Bullock was indicted 26 years later after being found to be a past felon in possession of a firearm, according to the ruling, but petitioned for his case to be dismissed following a landmark Supreme Court ruling last summer.

That decision, New York State Rifle & Pistol Association v. Bruen, changed the framework judges must use to review gun regulations and determined that modern-day laws restricting gun ownership are only constitutional if similar regulations were in place when the Constitution was drafted.

Going forward, Justice Clarence Thomas said that a gun law could only be justified if it is "consistent with this Nation's historical tradition of firearm regulation."

Last November, Reeves released a scorching order expressing frustration with the high court's new historical legal standard, insisting it had inflicted confusion upon lower courts, and ordered the Justice Department to brief him on whether he needs to appoint an historian to help him decipher the landmark opinion.

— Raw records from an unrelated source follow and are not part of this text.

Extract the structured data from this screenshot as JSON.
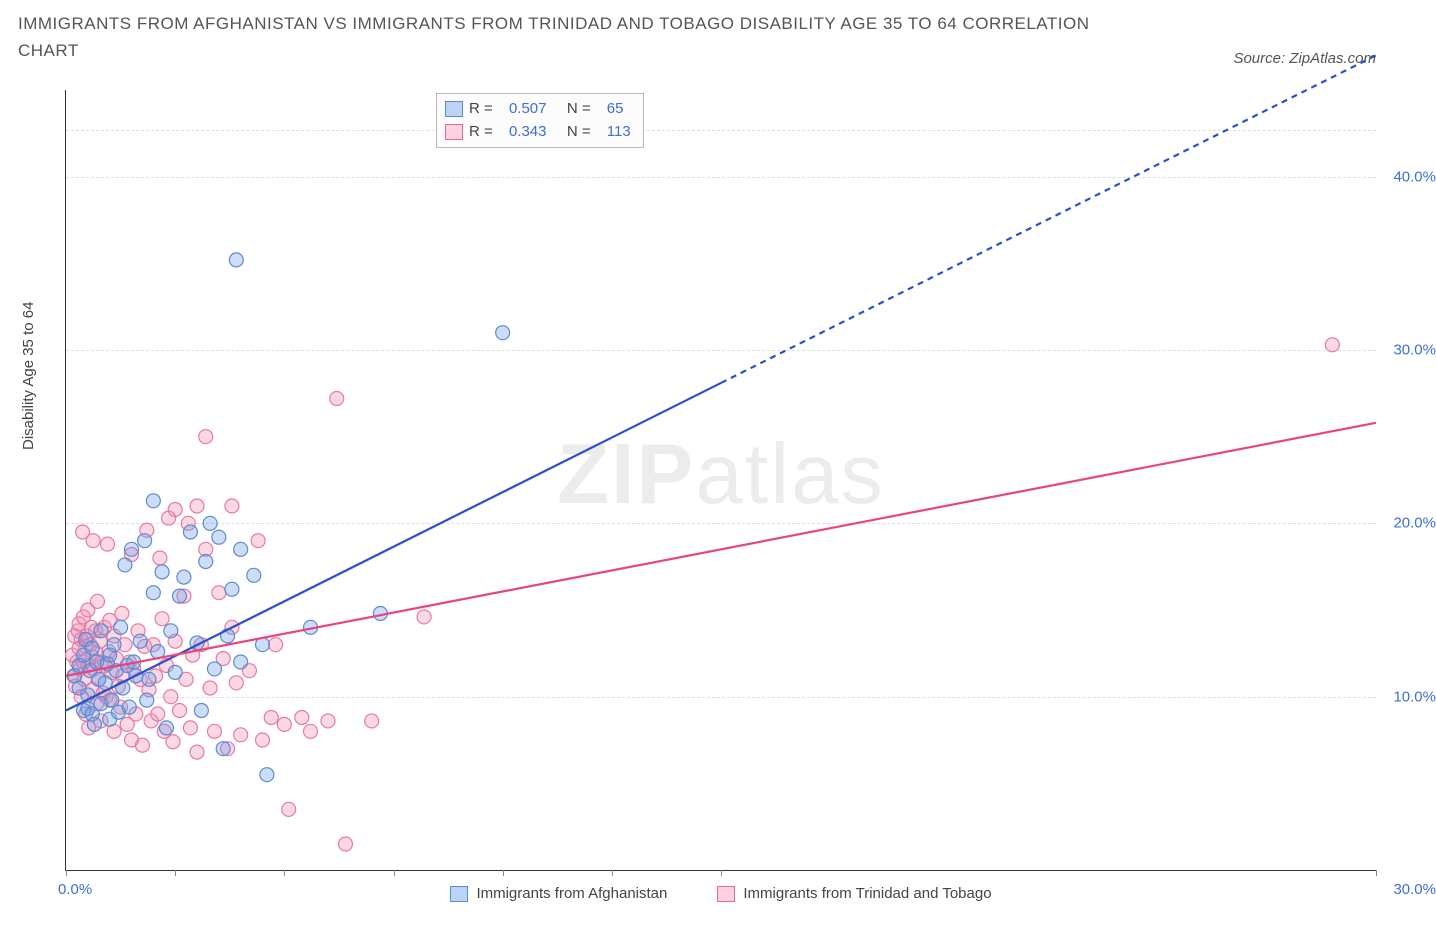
{
  "title": "IMMIGRANTS FROM AFGHANISTAN VS IMMIGRANTS FROM TRINIDAD AND TOBAGO DISABILITY AGE 35 TO 64 CORRELATION CHART",
  "source": "Source: ZipAtlas.com",
  "ylabel": "Disability Age 35 to 64",
  "watermark_bold": "ZIP",
  "watermark_rest": "atlas",
  "xlim": [
    0,
    30
  ],
  "ylim": [
    0,
    45
  ],
  "xtick_labels": {
    "0": "0.0%",
    "30": "30.0%"
  },
  "ytick_labels": {
    "10": "10.0%",
    "20": "20.0%",
    "30": "30.0%",
    "40": "40.0%"
  },
  "xtick_positions": [
    0,
    2.5,
    5,
    7.5,
    10,
    12.5,
    15,
    30
  ],
  "grid_y": [
    10,
    20,
    30,
    40,
    42.7
  ],
  "grid_color": "#dddddd",
  "background_color": "#ffffff",
  "series": [
    {
      "name": "Immigrants from Afghanistan",
      "key": "afghanistan",
      "color_fill": "rgba(108,158,231,0.35)",
      "color_stroke": "#5b8bd0",
      "swatch_fill": "#bcd3f4",
      "swatch_border": "#5b8bd0",
      "R": "0.507",
      "N": "65",
      "marker_radius": 7,
      "line": {
        "solid_to_x": 15,
        "y_at_0": 9.2,
        "y_at_30": 47,
        "color": "#2653c9",
        "width": 2.2,
        "dash": "6,5"
      },
      "points": [
        [
          0.2,
          11.2
        ],
        [
          0.3,
          10.5
        ],
        [
          0.3,
          11.8
        ],
        [
          0.4,
          9.2
        ],
        [
          0.4,
          12.4
        ],
        [
          0.45,
          13.3
        ],
        [
          0.5,
          10.1
        ],
        [
          0.5,
          9.3
        ],
        [
          0.55,
          11.5
        ],
        [
          0.6,
          12.8
        ],
        [
          0.6,
          9.0
        ],
        [
          0.65,
          8.4
        ],
        [
          0.7,
          12.0
        ],
        [
          0.75,
          11.0
        ],
        [
          0.8,
          13.8
        ],
        [
          0.8,
          9.6
        ],
        [
          0.9,
          10.8
        ],
        [
          0.95,
          11.9
        ],
        [
          1.0,
          8.7
        ],
        [
          1.0,
          12.4
        ],
        [
          1.05,
          9.8
        ],
        [
          1.1,
          13.0
        ],
        [
          1.15,
          11.5
        ],
        [
          1.2,
          9.1
        ],
        [
          1.25,
          14.0
        ],
        [
          1.3,
          10.5
        ],
        [
          1.35,
          17.6
        ],
        [
          1.4,
          11.8
        ],
        [
          1.45,
          9.4
        ],
        [
          1.5,
          18.5
        ],
        [
          1.55,
          12.0
        ],
        [
          1.6,
          11.2
        ],
        [
          1.7,
          13.2
        ],
        [
          1.8,
          19.0
        ],
        [
          1.85,
          9.8
        ],
        [
          1.9,
          11.0
        ],
        [
          2.0,
          21.3
        ],
        [
          2.0,
          16.0
        ],
        [
          2.1,
          12.6
        ],
        [
          2.2,
          17.2
        ],
        [
          2.3,
          8.2
        ],
        [
          2.4,
          13.8
        ],
        [
          2.5,
          11.4
        ],
        [
          2.6,
          15.8
        ],
        [
          2.7,
          16.9
        ],
        [
          2.85,
          19.5
        ],
        [
          3.0,
          13.1
        ],
        [
          3.1,
          9.2
        ],
        [
          3.2,
          17.8
        ],
        [
          3.3,
          20.0
        ],
        [
          3.4,
          11.6
        ],
        [
          3.5,
          19.2
        ],
        [
          3.6,
          7.0
        ],
        [
          3.7,
          13.5
        ],
        [
          3.8,
          16.2
        ],
        [
          4.0,
          18.5
        ],
        [
          4.0,
          12.0
        ],
        [
          4.3,
          17.0
        ],
        [
          4.5,
          13.0
        ],
        [
          4.6,
          5.5
        ],
        [
          5.6,
          14.0
        ],
        [
          7.2,
          14.8
        ],
        [
          3.9,
          35.2
        ],
        [
          10.0,
          31.0
        ]
      ]
    },
    {
      "name": "Immigrants from Trinidad and Tobago",
      "key": "trinidad",
      "color_fill": "rgba(244,143,177,0.35)",
      "color_stroke": "#e77aa5",
      "swatch_fill": "#fbd2de",
      "swatch_border": "#e86896",
      "R": "0.343",
      "N": "113",
      "marker_radius": 7,
      "line": {
        "solid_to_x": 30,
        "y_at_0": 11.2,
        "y_at_30": 25.8,
        "color": "#e7457c",
        "width": 2.2,
        "dash": ""
      },
      "points": [
        [
          0.15,
          12.4
        ],
        [
          0.18,
          11.2
        ],
        [
          0.2,
          13.5
        ],
        [
          0.22,
          10.6
        ],
        [
          0.25,
          12.0
        ],
        [
          0.28,
          13.8
        ],
        [
          0.3,
          12.8
        ],
        [
          0.3,
          14.2
        ],
        [
          0.32,
          11.6
        ],
        [
          0.35,
          10.0
        ],
        [
          0.35,
          13.3
        ],
        [
          0.38,
          19.5
        ],
        [
          0.4,
          12.0
        ],
        [
          0.4,
          14.6
        ],
        [
          0.42,
          11.0
        ],
        [
          0.45,
          9.0
        ],
        [
          0.45,
          12.9
        ],
        [
          0.48,
          13.5
        ],
        [
          0.5,
          15.0
        ],
        [
          0.5,
          11.8
        ],
        [
          0.52,
          8.2
        ],
        [
          0.55,
          13.0
        ],
        [
          0.58,
          14.0
        ],
        [
          0.6,
          12.3
        ],
        [
          0.6,
          10.4
        ],
        [
          0.62,
          19.0
        ],
        [
          0.65,
          11.6
        ],
        [
          0.68,
          13.8
        ],
        [
          0.7,
          9.6
        ],
        [
          0.7,
          12.5
        ],
        [
          0.72,
          15.5
        ],
        [
          0.75,
          11.0
        ],
        [
          0.78,
          13.2
        ],
        [
          0.8,
          8.6
        ],
        [
          0.82,
          12.0
        ],
        [
          0.85,
          10.2
        ],
        [
          0.88,
          14.0
        ],
        [
          0.9,
          11.8
        ],
        [
          0.92,
          10.0
        ],
        [
          0.95,
          18.8
        ],
        [
          0.98,
          12.6
        ],
        [
          1.0,
          14.4
        ],
        [
          1.0,
          9.8
        ],
        [
          1.05,
          11.4
        ],
        [
          1.1,
          13.5
        ],
        [
          1.1,
          8.0
        ],
        [
          1.15,
          12.2
        ],
        [
          1.2,
          10.6
        ],
        [
          1.25,
          9.4
        ],
        [
          1.28,
          14.8
        ],
        [
          1.3,
          11.2
        ],
        [
          1.35,
          13.0
        ],
        [
          1.4,
          8.4
        ],
        [
          1.45,
          12.0
        ],
        [
          1.5,
          7.5
        ],
        [
          1.5,
          18.2
        ],
        [
          1.55,
          11.6
        ],
        [
          1.6,
          9.0
        ],
        [
          1.65,
          13.8
        ],
        [
          1.7,
          11.0
        ],
        [
          1.75,
          7.2
        ],
        [
          1.8,
          12.9
        ],
        [
          1.85,
          19.6
        ],
        [
          1.9,
          10.4
        ],
        [
          1.95,
          8.6
        ],
        [
          2.0,
          13.0
        ],
        [
          2.05,
          11.2
        ],
        [
          2.1,
          9.0
        ],
        [
          2.15,
          18.0
        ],
        [
          2.2,
          14.5
        ],
        [
          2.25,
          8.0
        ],
        [
          2.3,
          11.8
        ],
        [
          2.35,
          20.3
        ],
        [
          2.4,
          10.0
        ],
        [
          2.45,
          7.4
        ],
        [
          2.5,
          20.8
        ],
        [
          2.5,
          13.2
        ],
        [
          2.6,
          9.2
        ],
        [
          2.7,
          15.8
        ],
        [
          2.75,
          11.0
        ],
        [
          2.8,
          20.0
        ],
        [
          2.85,
          8.2
        ],
        [
          2.9,
          12.4
        ],
        [
          3.0,
          6.8
        ],
        [
          3.0,
          21.0
        ],
        [
          3.1,
          13.0
        ],
        [
          3.2,
          18.5
        ],
        [
          3.3,
          10.5
        ],
        [
          3.4,
          8.0
        ],
        [
          3.5,
          16.0
        ],
        [
          3.6,
          12.2
        ],
        [
          3.7,
          7.0
        ],
        [
          3.8,
          21.0
        ],
        [
          3.8,
          14.0
        ],
        [
          3.9,
          10.8
        ],
        [
          4.0,
          7.8
        ],
        [
          4.2,
          11.5
        ],
        [
          4.4,
          19.0
        ],
        [
          4.5,
          7.5
        ],
        [
          4.7,
          8.8
        ],
        [
          4.8,
          13.0
        ],
        [
          5.0,
          8.4
        ],
        [
          5.1,
          3.5
        ],
        [
          5.4,
          8.8
        ],
        [
          5.6,
          8.0
        ],
        [
          6.0,
          8.6
        ],
        [
          6.2,
          27.2
        ],
        [
          6.4,
          1.5
        ],
        [
          7.0,
          8.6
        ],
        [
          3.2,
          25.0
        ],
        [
          8.2,
          14.6
        ],
        [
          29.0,
          30.3
        ]
      ]
    }
  ]
}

"This court is not a trained historian," Reeves wrote last year.

"The justices of the Supreme Court, as distinguished as they may be, are not trained historians," he continued.

"And we are not experts in what white, wealthy and male property owners thought about firearms regulation in 1791," he said.

In response to Reeves' request to the Justice Department for clarity, the Biden administration last year defended a federal statute barring felons from possessing firearms and urged the court not to hire an historian, arguing that the government should win the case without such an intervention.

In his decision Wednesday dismissing the case against Bullock, Reeves acknowledged the government was in the "unenviable position" of pointing to certain past laws barring felons from possessing firearms, but nevertheless ruled that the Justice Department had not met the burden required to show laws barring felons from possessing firearms met the Bruen decision's historical test.

But Reeves repeated his past complaints blasting the entire process courts must now use to determine whether a present-day law had a historical analogue at the time of the founding of the nation.

"Judges are not historians," he once again wrote. "We were not trained as historians. We practiced law, not history. And we do not have historians on staff."

Reeves also appeared to criticize the very notion of deciding modern laws through the lens of colonial times.

"Bruen shows us that originalism is now the Supreme Court's dominant mode of constitutional interpretation," he wrote. "This Court is not so sure it should be."

Reeves added, "This Court is also not sure that ceding this much power to the dead hand of the past is so wise."